June 4th, 2010 by Lloyd Gofton

If you’ve seen PR Week this week, you’ve seen the news that the Ad guys are coming, but what does that really mean?

The headline on the front page said it all: Top advertising agencies creep into PR territory as Karmarama has hired Shine Communications’ director Chris McCafferty to set up an integrated PR agency, and Beattie McGuinness Bungay is in the final stages of staffing up its in-house PR agency, BMB PR, not long after Resonate’s co-founder Graham Drew’s moved to sister advertising agency VCCP.

There’s also an interesting PR Week post on the subject from Adam Clyne.

So, does this mean the end for the PR agency, are advertising budgets stretched so far that Ad agencies are looking longingly at the comparatively small budgets awarded to PR agencies? Well no, I don’t think so. You can sleep safe in your bed PR boys and girls, for now…

However, what should be keeping you awake in your comfortable traditional PR world is that the rest of the marketing community is thinking bigger, much bigger. They are thinking integration.

Not just advertising with PR, but digital with PR and advertising, and marketing with digital and PR and advertising. This is far from a new move, and it’s certainly not the first time I’ve been banging on about it on the pages of this blog. The digital world has been going through this integration for some time, but this was just the beginning.

Yes, budgets are shrinking but I don’t think that’s the main force behind this move. Yes, the skills required to do our jobs effectively, whether that’s the job of an advertiser, PR, digital marketer or traditional marketer are coming closer together. And yes, the clients are working this out and developing briefs accordingly that call in a range of skills, but without the need for separate agencies that are expensive to hire and manage.

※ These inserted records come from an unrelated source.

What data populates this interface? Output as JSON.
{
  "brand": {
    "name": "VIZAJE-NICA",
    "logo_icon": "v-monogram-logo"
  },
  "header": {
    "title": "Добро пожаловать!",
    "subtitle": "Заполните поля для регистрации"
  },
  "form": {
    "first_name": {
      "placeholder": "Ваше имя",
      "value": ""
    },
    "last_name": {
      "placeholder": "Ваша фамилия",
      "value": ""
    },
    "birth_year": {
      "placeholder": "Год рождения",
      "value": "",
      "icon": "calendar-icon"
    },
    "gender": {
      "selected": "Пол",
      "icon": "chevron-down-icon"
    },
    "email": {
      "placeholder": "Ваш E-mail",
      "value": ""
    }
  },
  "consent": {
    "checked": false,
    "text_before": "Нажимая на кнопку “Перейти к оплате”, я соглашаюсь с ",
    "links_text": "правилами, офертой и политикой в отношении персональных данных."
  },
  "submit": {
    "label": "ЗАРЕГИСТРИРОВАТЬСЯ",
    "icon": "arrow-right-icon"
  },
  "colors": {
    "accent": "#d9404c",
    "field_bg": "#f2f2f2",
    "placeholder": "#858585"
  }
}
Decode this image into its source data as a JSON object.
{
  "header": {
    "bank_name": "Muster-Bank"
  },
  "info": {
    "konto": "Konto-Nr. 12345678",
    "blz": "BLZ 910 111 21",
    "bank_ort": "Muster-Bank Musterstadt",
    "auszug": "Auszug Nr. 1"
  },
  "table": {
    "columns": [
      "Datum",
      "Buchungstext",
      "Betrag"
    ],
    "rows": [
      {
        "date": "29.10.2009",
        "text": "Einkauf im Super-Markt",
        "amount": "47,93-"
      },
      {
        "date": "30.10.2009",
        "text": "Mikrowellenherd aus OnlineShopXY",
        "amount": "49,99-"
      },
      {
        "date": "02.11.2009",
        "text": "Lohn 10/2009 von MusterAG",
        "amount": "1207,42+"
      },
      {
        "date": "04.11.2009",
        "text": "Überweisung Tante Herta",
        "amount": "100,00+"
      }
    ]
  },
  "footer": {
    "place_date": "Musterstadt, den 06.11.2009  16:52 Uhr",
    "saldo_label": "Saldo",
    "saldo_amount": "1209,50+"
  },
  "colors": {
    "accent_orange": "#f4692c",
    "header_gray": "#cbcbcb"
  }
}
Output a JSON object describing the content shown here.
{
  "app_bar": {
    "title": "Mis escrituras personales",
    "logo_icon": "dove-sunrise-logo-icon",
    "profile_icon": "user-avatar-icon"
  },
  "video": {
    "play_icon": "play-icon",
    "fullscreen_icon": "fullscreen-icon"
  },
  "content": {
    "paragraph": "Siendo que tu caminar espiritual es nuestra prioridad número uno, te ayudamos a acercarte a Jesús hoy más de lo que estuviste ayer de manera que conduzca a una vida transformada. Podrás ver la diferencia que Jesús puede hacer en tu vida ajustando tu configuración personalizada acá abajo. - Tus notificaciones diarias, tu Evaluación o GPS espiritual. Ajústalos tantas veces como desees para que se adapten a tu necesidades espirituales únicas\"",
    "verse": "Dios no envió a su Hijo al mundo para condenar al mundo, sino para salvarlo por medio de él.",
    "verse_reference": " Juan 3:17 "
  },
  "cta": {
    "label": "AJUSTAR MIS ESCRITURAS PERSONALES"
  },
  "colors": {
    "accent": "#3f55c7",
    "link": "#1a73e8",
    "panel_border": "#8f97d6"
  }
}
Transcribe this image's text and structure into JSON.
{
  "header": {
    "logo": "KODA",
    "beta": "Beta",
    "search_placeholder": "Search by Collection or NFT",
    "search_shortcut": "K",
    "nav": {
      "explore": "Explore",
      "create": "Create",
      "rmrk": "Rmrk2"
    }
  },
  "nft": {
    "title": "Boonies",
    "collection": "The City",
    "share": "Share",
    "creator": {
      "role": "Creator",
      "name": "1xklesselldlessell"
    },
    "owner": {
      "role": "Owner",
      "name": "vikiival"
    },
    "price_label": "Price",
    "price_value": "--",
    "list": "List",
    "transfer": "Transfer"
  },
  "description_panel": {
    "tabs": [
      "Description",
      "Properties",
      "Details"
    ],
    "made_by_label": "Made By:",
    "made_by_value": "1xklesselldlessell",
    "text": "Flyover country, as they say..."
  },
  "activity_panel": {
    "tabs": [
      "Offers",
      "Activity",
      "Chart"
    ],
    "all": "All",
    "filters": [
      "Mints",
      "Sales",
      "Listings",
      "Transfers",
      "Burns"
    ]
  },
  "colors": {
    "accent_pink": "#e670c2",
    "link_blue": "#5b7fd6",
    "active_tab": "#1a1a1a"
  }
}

So, if you thought it was just the ad agencies that are after a slice of the PR market, I think it’s time to wake up, we’re all after a slice of each other’s market, not necessarily because of a strategic objective to take over another sector, but because the consumer doesn’t care where the message comes from. They’ll choose to consume the media the suits them best (and none of the above will cut it alone), the client doesn’t want to complicate agency management, or pay for it, and the bottom line is we should all have a range of skills that reflect the requirements of our clients and more importantly - their clients.

If you feel safe in your PR/Ad/marketing/digital environment enjoy it while it lasts, because like it or not, the move towards integration is coming, not just because of economic pressures, but because it simply makes sense.